An example of this is popular new politician Yair Lapid, head of the Yesh Atid (There is a Future) faction. Lapid wrote on his Facebook page this week that “the Arabs don’t want peace,” something Netanyahu has been saying for some time. Lapid’s solution to the problem echoes that of former Prime Minister Ariel Sharon and is not far off the mark of what Netanyahu advocates.
For Lapid, the only thing to do at present is to “put a tall fence between us and the Arabs and to maintain a Jewish majority in the Land of Israel.” Lapid had previously stated he is against uprooting major Jewish settlements, and totally opposes the division of Jerusalem.
These are positions shared by the other top left-wing party leaders, which means that even if they had beaten Netanyahu in Tuesday’s elections, none of these leaders would have any more success in achieving a genuine and lasting peace agreement with the Palestinians.
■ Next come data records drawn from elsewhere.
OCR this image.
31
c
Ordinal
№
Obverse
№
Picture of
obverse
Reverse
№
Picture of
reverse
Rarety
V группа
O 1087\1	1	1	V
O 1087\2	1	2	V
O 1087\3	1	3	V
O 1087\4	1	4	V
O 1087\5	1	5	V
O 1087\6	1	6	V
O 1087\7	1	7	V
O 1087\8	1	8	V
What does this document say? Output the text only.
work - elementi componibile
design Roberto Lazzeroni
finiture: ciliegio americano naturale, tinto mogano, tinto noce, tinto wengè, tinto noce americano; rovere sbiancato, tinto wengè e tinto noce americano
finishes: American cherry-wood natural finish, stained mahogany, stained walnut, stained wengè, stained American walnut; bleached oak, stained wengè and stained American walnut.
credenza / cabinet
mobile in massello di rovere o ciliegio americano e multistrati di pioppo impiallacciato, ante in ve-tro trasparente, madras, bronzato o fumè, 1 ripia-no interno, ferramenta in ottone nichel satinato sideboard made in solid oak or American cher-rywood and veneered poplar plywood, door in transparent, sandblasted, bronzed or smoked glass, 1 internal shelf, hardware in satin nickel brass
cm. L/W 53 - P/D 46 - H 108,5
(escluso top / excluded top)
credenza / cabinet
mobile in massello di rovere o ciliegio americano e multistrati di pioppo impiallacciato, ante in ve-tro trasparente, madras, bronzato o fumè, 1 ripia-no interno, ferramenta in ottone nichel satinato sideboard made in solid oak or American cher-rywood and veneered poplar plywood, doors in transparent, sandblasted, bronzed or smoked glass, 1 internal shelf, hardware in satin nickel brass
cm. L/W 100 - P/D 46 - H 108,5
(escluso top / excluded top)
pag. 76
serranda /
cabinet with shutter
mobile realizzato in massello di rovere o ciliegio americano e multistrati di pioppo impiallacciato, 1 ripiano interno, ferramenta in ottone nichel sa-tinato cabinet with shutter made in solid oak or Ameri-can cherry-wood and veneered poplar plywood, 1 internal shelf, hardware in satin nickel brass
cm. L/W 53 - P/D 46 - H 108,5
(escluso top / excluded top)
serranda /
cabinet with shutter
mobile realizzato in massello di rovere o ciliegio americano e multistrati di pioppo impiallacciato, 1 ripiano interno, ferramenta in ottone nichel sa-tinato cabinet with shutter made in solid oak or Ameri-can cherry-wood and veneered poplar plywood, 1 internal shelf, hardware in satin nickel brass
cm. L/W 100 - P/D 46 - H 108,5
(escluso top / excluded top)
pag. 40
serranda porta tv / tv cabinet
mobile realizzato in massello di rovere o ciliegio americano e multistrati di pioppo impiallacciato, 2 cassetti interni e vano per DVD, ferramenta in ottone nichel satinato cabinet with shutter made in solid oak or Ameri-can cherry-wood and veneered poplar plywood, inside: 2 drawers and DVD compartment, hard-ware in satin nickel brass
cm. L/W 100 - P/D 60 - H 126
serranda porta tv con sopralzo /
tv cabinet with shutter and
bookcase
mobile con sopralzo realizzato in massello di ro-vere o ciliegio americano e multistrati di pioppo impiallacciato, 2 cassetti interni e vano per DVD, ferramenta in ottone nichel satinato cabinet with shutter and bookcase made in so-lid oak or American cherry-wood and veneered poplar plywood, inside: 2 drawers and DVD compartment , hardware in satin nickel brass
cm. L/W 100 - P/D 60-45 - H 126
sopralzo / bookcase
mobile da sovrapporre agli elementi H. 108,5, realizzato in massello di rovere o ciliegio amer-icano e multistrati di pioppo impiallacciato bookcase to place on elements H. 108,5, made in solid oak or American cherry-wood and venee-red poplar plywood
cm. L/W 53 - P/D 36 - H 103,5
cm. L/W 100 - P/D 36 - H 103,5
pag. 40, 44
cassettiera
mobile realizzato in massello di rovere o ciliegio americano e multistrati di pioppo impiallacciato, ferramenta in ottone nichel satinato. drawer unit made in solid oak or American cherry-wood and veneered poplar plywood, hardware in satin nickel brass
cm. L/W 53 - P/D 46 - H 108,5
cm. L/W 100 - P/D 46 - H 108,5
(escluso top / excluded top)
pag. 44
And Israelis know this.
That’s why, this time around, the peace process was the least important of the primary election issues for most Israelis. Instead, this election hung on the economy and overall security in the face of mounting threats from Iran, Syria, Hizbullah and Hamas.
With Yesh Atid’s significant election achievement, it is expected Netanyahu will invite its leader, Yair Lapid, to be a senior coalition partner. In a statement released shortly after exit polls were published, Netanyahu said that he had spoken to Lapid and told him that “we have an opportunity to do great things for Israel.”